"Since late June we have answered more than 12 hundred calls and emails on the hotline alone," said Mayor Jean Stothert.
After hundreds of complaints this Fourth of July, the mayor and Omaha's Police Chief Todd Schmaderer say it's becoming a burden on the city.
"We received 1,246 fireworks complaints taxing our resources all over the city," said Police Chief Todd Schmaderer.
Now the city is considering the following changes.
Shortening the number of days you can shoot off fireworks from ten to 5 and shortening the hours they can be used to noon-11pm.
With an exception on the day of the Fourth.
They're also considering cutting down the number of days you can buy fireworks.

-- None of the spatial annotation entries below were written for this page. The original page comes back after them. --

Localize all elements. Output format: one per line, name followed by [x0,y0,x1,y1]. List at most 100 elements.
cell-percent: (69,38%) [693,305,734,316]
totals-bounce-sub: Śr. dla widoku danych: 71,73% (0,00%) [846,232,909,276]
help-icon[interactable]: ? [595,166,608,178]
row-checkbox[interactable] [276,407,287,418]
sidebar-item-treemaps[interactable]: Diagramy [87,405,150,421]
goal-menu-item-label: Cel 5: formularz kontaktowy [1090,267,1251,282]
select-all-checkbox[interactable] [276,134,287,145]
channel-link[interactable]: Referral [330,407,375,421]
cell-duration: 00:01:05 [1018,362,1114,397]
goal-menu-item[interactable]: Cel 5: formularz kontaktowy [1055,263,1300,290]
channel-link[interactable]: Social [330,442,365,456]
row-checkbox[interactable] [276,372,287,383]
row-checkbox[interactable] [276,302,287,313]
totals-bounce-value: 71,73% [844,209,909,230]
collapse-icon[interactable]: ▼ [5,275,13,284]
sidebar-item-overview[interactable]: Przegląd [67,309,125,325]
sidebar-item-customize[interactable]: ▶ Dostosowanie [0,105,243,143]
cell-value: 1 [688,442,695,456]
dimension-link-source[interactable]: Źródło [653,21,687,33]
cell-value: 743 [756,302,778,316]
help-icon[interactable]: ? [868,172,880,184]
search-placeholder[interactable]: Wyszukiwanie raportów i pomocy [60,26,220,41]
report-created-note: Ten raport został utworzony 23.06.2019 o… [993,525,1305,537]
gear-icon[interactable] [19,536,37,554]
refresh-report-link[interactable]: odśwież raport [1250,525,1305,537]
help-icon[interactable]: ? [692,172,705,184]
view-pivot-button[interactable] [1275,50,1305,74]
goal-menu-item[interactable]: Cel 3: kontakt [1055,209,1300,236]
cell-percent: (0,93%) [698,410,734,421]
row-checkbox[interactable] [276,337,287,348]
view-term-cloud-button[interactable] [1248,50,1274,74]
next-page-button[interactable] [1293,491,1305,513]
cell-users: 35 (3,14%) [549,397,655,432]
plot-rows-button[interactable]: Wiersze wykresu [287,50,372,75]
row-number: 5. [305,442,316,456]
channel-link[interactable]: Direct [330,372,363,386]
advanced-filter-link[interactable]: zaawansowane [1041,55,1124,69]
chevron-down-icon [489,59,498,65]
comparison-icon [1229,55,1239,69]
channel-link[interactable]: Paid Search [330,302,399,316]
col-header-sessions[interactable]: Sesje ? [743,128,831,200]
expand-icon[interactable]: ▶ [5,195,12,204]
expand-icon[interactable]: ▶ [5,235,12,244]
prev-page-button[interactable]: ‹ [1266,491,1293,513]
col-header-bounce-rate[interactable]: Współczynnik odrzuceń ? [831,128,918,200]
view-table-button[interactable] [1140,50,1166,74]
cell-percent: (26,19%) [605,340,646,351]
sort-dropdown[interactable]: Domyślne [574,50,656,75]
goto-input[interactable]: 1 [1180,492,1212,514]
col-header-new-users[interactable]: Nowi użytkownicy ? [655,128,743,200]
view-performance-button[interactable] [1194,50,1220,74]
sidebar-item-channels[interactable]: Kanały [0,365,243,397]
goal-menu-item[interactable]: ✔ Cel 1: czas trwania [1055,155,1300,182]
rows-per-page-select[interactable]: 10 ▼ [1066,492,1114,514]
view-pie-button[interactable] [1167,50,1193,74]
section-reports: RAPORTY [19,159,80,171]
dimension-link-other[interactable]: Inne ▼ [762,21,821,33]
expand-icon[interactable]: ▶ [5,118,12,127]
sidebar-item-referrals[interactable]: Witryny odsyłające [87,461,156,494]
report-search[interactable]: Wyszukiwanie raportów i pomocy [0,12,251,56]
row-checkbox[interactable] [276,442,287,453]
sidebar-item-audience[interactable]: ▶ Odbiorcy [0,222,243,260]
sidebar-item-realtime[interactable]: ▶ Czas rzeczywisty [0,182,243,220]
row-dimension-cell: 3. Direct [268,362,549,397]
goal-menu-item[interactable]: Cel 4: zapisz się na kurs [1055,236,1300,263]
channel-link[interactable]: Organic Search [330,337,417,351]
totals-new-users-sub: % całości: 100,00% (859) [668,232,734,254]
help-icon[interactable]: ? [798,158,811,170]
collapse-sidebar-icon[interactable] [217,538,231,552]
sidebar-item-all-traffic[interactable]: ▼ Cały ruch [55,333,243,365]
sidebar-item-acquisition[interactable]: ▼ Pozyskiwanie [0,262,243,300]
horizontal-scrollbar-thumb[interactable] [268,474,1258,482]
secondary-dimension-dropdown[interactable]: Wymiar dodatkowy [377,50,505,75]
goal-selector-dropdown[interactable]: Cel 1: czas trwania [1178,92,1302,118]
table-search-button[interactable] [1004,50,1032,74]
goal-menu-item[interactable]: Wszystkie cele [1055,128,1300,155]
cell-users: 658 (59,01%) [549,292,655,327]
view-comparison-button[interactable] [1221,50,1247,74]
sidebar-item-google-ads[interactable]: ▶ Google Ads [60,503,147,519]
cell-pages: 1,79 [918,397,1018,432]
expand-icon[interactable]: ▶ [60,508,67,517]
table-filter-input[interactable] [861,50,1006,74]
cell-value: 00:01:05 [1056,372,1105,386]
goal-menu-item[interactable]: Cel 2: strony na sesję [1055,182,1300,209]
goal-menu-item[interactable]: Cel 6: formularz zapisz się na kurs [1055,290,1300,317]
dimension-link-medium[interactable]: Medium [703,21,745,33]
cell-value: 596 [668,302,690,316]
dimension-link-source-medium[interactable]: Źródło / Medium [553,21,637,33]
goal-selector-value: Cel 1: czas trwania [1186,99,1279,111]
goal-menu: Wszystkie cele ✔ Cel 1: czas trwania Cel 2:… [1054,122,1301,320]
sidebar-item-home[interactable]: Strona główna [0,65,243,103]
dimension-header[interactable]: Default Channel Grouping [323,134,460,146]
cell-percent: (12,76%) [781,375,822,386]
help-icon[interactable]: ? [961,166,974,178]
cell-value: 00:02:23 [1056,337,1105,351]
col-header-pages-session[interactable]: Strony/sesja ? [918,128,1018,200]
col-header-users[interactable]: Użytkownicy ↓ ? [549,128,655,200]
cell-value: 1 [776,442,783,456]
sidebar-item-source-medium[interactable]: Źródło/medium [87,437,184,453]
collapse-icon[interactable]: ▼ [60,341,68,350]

"The interesting thing is that I can walk into a restaurant in Omaha and be guaranteed clean air
because of the non smoking laws," said Glen Polluck.
"If there's a construction site near my house I can be guaranteed that at a reasonable time that noise will be shut off, but all that goes out of the window during the Fourth of July," said Glen Polluck.
Those against the possible changes also voiced their concerns.
"An upwards of 100 non profit organizations directly benefit from the revenue sell of fireworks."
Chuck Mulligan's wrestling team benefits from firework sales."
"We are making pretty good money to raise funds for our wrestling team and it's to the point where I don't know how much we are going to benefit from it if the days are shorten," Chuck Mulligan.
Those against fireworks say non profits should find new strategies for fundraising.
"You're doing evil to get good, it's a big compromise there, they really need to sit down and think about what they are doing," said Polluck.
No decision was made, the city council will meet again Tuesday August 7th.